2. Social issues, social conflicts, and social movements, particularly those related to women, the environment, peace, education, and ethnicity (e.g., resident Koreans in Japan, Okinawans, Burakumin, and Ainu). Several articles addressing such issues as the suicide of Japanese teachers and teacher protests against the revival of wartime symbols of Japanese nationalism in the schools illustrate important dimensions of current conflicts in Japanese education and society, and invite comparison with issues of war and nationalism in the contemporary United States. Other articles explore the position of Koreans in Japan and Okinawans in Japanese society and examine anti-militarism and anti-base movements in Japan and Okinawa.

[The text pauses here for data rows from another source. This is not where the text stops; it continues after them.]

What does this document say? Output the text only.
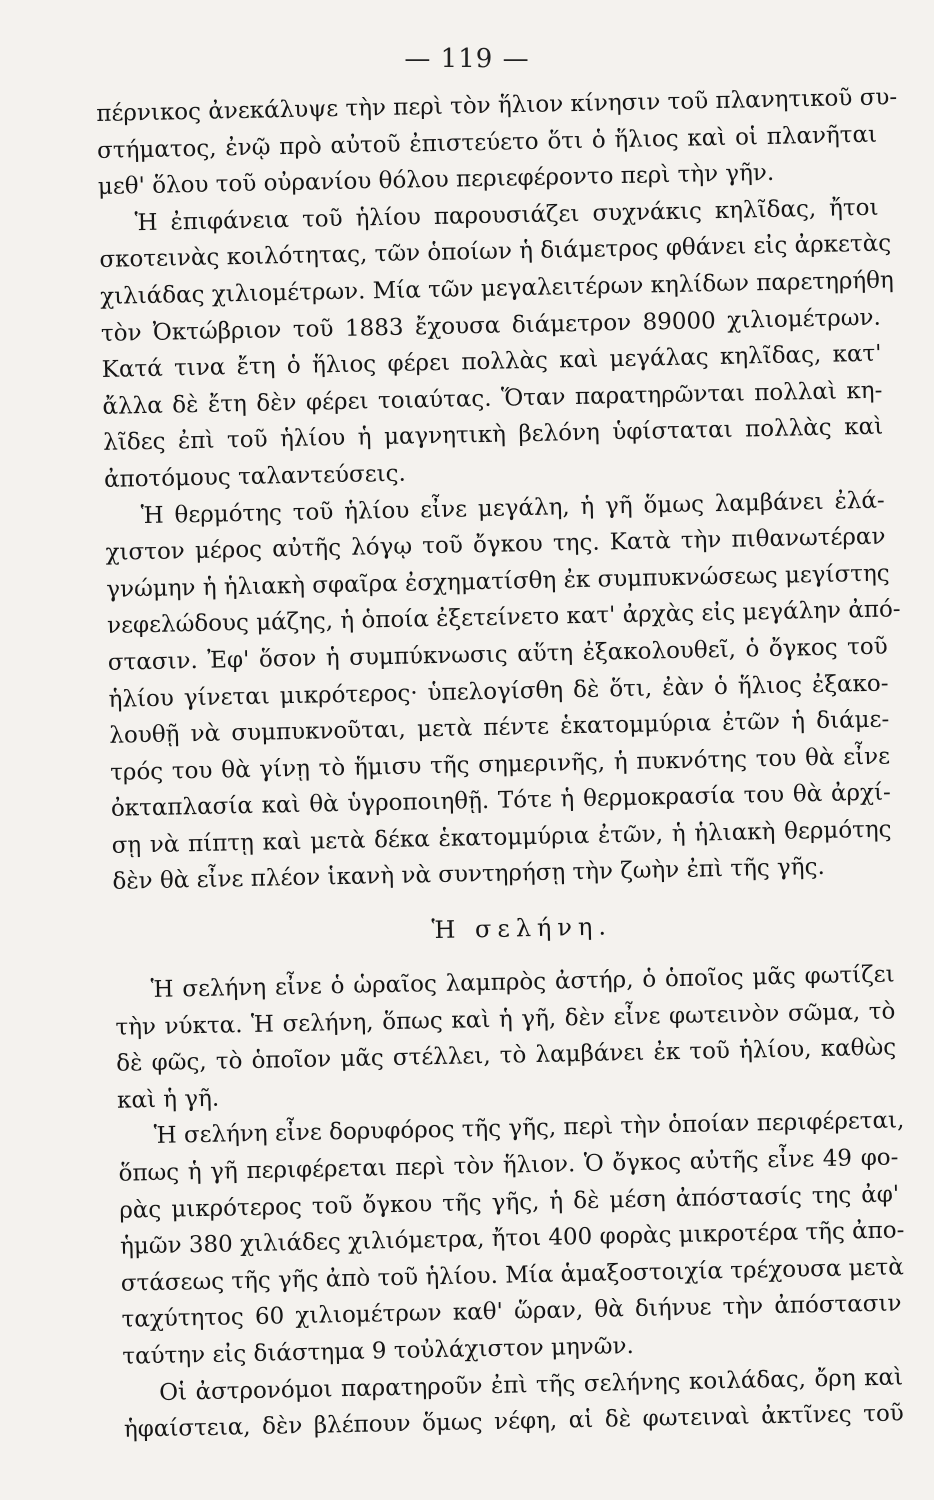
— 119 —
πέρνικος ἀνεκάλυψε τὴν περὶ τὸν ἥλιον κίνησιν τοῦ πλανητικοῦ συ-
στήματος, ἐνῷ πρὸ αὐτοῦ ἐπιστεύετο ὅτι ὁ ἥλιος καὶ οἱ πλανῆται
μεθ' ὅλου τοῦ οὐρανίου θόλου περιεφέροντο περὶ τὴν γῆν.
Ἡ ἐπιφάνεια τοῦ ἡλίου παρουσιάζει συχνάκις κηλῖδας, ἤτοι
σκοτεινὰς κοιλότητας, τῶν ὁποίων ἡ διάμετρος φθάνει εἰς ἀρκετὰς
χιλιάδας χιλιομέτρων. Μία τῶν μεγαλειτέρων κηλίδων παρετηρήθη
τὸν Ὀκτώβριον τοῦ 1883 ἔχουσα διάμετρον 89000 χιλιομέτρων.
Κατά τινα ἔτη ὁ ἥλιος φέρει πολλὰς καὶ μεγάλας κηλῖδας, κατ'
ἄλλα δὲ ἔτη δὲν φέρει τοιαύτας. Ὅταν παρατηρῶνται πολλαὶ κη-
λῖδες ἐπὶ τοῦ ἡλίου ἡ μαγνητικὴ βελόνη ὑφίσταται πολλὰς καὶ
ἀποτόμους ταλαντεύσεις.
Ἡ θερμότης τοῦ ἡλίου εἶνε μεγάλη, ἡ γῆ ὅμως λαμβάνει ἐλά-
χιστον μέρος αὐτῆς λόγῳ τοῦ ὄγκου της. Κατὰ τὴν πιθανωτέραν
γνώμην ἡ ἡλιακὴ σφαῖρα ἐσχηματίσθη ἐκ συμπυκνώσεως μεγίστης
νεφελώδους μάζης, ἡ ὁποία ἐξετείνετο κατ' ἀρχὰς εἰς μεγάλην ἀπό-
στασιν. Ἐφ' ὅσον ἡ συμπύκνωσις αὕτη ἐξακολουθεῖ, ὁ ὄγκος τοῦ
ἡλίου γίνεται μικρότερος· ὑπελογίσθη δὲ ὅτι, ἐὰν ὁ ἥλιος ἐξακο-
λουθῇ νὰ συμπυκνοῦται, μετὰ πέντε ἑκατομμύρια ἐτῶν ἡ διάμε-
τρός του θὰ γίνῃ τὸ ἥμισυ τῆς σημερινῆς, ἡ πυκνότης του θὰ εἶνε
ὀκταπλασία καὶ θὰ ὑγροποιηθῇ. Τότε ἡ θερμοκρασία του θὰ ἀρχί-
σῃ νὰ πίπτῃ καὶ μετὰ δέκα ἑκατομμύρια ἐτῶν, ἡ ἡλιακὴ θερμότης
δὲν θὰ εἶνε πλέον ἱκανὴ νὰ συντηρήσῃ τὴν ζωὴν ἐπὶ τῆς γῆς.
Ἡ σελήνη.
Ἡ σελήνη εἶνε ὁ ὡραῖος λαμπρὸς ἀστήρ, ὁ ὁποῖος μᾶς φωτίζει
τὴν νύκτα. Ἡ σελήνη, ὅπως καὶ ἡ γῆ, δὲν εἶνε φωτεινὸν σῶμα, τὸ
δὲ φῶς, τὸ ὁποῖον μᾶς στέλλει, τὸ λαμβάνει ἐκ τοῦ ἡλίου, καθὼς
καὶ ἡ γῆ.
Ἡ σελήνη εἶνε δορυφόρος τῆς γῆς, περὶ τὴν ὁποίαν περιφέρεται,
ὅπως ἡ γῆ περιφέρεται περὶ τὸν ἥλιον. Ὁ ὄγκος αὐτῆς εἶνε 49 φο-
ρὰς μικρότερος τοῦ ὄγκου τῆς γῆς, ἡ δὲ μέση ἀπόστασίς της ἀφ'
ἡμῶν 380 χιλιάδες χιλιόμετρα, ἤτοι 400 φορὰς μικροτέρα τῆς ἀπο-
στάσεως τῆς γῆς ἀπὸ τοῦ ἡλίου. Μία ἁμαξοστοιχία τρέχουσα μετὰ
ταχύτητος 60 χιλιομέτρων καθ' ὥραν, θὰ διήνυε τὴν ἀπόστασιν
ταύτην εἰς διάστημα 9 τοὐλάχιστον μηνῶν.
Οἱ ἀστρονόμοι παρατηροῦν ἐπὶ τῆς σελήνης κοιλάδας, ὄρη καὶ
ἡφαίστεια, δὲν βλέπουν ὅμως νέφη, αἱ δὲ φωτειναὶ ἀκτῖνες τοῦ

Japan Focus seeks to provide a permanent documentary resource that will be available and accessible to teachers and students at all levels studying and conducting research on modern and contemporary Japan and Japan’s place in Asia and the world.

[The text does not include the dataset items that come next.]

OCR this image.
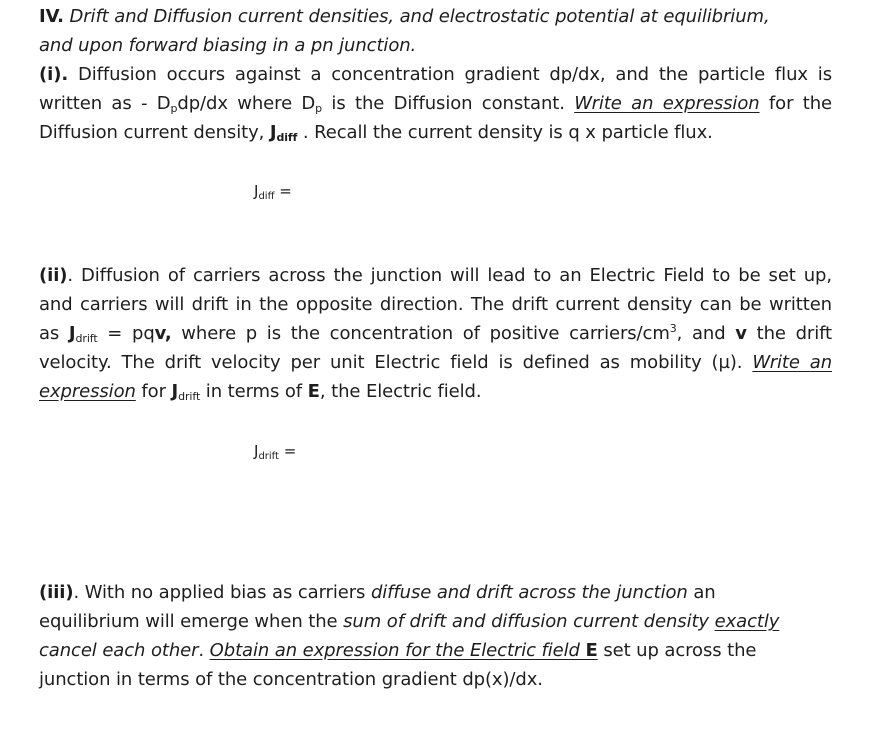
IV. Drift and Diffusion current densities, and electrostatic potential at equilibrium,
and upon forward biasing in a pn junction.
(i). Diffusion occurs against a concentration gradient dp/dx, and the particle flux is written as - $D_pdp/dx$ where $D_p$ is the Diffusion constant. Write an expression for the Diffusion current density, $J_{diff}$ . Recall the current density is q x particle flux.
$J_{diff}$ =
(ii). Diffusion of carriers across the junction will lead to an Electric Field to be set up, and carriers will drift in the opposite direction. The drift current density can be written as $J_{drift}$ = pqv, where p is the concentration of positive carriers/$cm^3$, and v the drift velocity. The drift velocity per unit Electric field is defined as mobility (µ). Write an expression for $J_{drift}$ in terms of E, the Electric field.
$J_{drift}$ =
(iii). With no applied bias as carriers diffuse and drift across the junction an equilibrium will emerge when the sum of drift and diffusion current density exactly cancel each other. Obtain an expression for the Electric field E set up across the junction in terms of the concentration gradient dp(x)/dx.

Articles can be accessed by author and by such subject categories as war and peace, Japan and Asia, US-Japan relations, nationalism, people’s movements, and economics and finance. Increasing numbers of students, teachers, and researchers from around the world have begun to consult the Web site.
In addition to contributions by Japanese authors, Japan Focus makes available writings by international authors who engage similar themes, issues, and perspectives, including both Japan Focus exclusives and reprints from a range of sources. Japan Focus authors include Asai Motofumi, Herbert Bix, Bruce Cumings, Andrew DeWit, John Dower, Funabashi Yoichi, Akira Iriye, Ishida Takeshi, Gavan McCormack, Laura Hein, Ito Ruri, Chalmers Johnson, Kang Sangjung, Kaneko Masaru, Douglas Lummis, Medoruma Shun, David McNeill, Emily Rosenberg, Sakamoto Yoshikazu, Suh Kyungsik, Tessa Morris-Suzuki, Yuki Tanaka, Ui Jun, Umehara Takeshi, Wada Haruki, Ann Waswo, and Geoffrey White.
Japan Focus seeks to provide a permanent documentary resource that will be available and accessible to teachers and students at all levels studying and conducting research on modern and contemporary Japan and Japan’s place in Asia and the world. For example, Japan Focus is a host of the Nuclear Education Project, which brings together diverse resources related to the atomic bomb and the nuclear age, including numerous articles, documents, and course syllabi for teaching about diverse issues related to the bomb and its consequences for Japan and the world. It is accessible at http:japanfocus.org/nep.html. We welcome your suggestions for expanding and improving the Web site.
The coordinators of Japan Focus, based in Japan, Australia, and the United States, are Andrew DeWit, David McNeill, Gavan McCormack, Mark Selden, Yuki Tanaka, and Julia Yonetani. The heart of Japan Focus is the contribution of more than thirty associates who provide translations, their own writings, and recommendations for items to translate and post.